I was walking in the middle of the street and singing this last part of Sweet Baby James. When I began to feel restless walking I would break into a sprint; pushing my body to move faster to the point where I thought I might lose control, forget a movement, topple over myself into the street. The feeling of teeth cracking against the asphalt was a palpable fantasy. My mouth would water and jaw clench.
At the edge of the park I stopped. I saw something unexpected and maybe rare.

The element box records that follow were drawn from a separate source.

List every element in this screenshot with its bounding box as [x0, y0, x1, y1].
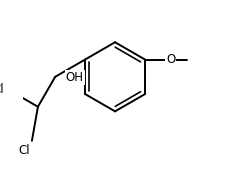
- Text: Cl: Cl: [18, 144, 30, 157]
- Text: Cl: Cl: [0, 83, 4, 96]
- Text: OH: OH: [66, 71, 84, 84]
- Text: O: O: [166, 53, 175, 66]
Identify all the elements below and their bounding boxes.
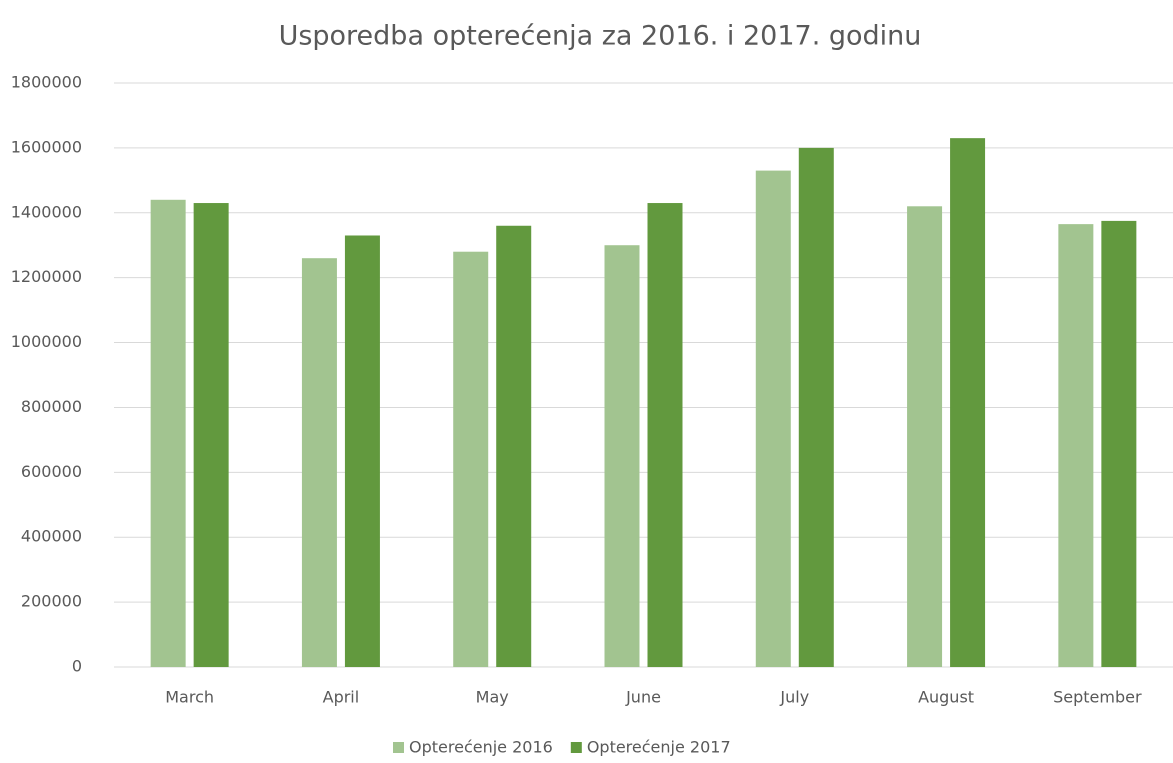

Once I took some mushrooms with Harrison and he played Kid A for me and i realized how genius those guys were. Methodical. Afterward we took a walk through the golfcourse near his apartment. In my trip the grass had flattened and would blossom in patches of cubes, little ripple explosions into the third dimension. What I saw in Laurelhurst park was that feeling. The curiosity leading up to release. When a child squeezes a grasshopper and sees that brown liquid and wonders at it and so squeezes another. The smell of a woman.
It was long past curfew of course. A police truck drove through the park on patrol. When I got to the tree where the night had seemed plaque static I stood for a long time, humming in the shadows. Building up the courage was exhilarating in itself. Catching glances at the houses I wondered if any of the darkened windows were faces that could see me. I knew they couldn’t.
The rest of the park was lit up by the tall fluorescents but this tree was a darkness on the lawn. First I took my off my shirt and waited for a change. Then my shoes, pants, and then the rest of my clothing.
I stood naked and looked out at the park, the city surrounding. There were people, certainly, in their homes that stood naked like I was, but the night was on my body. I felt happy like I once had before.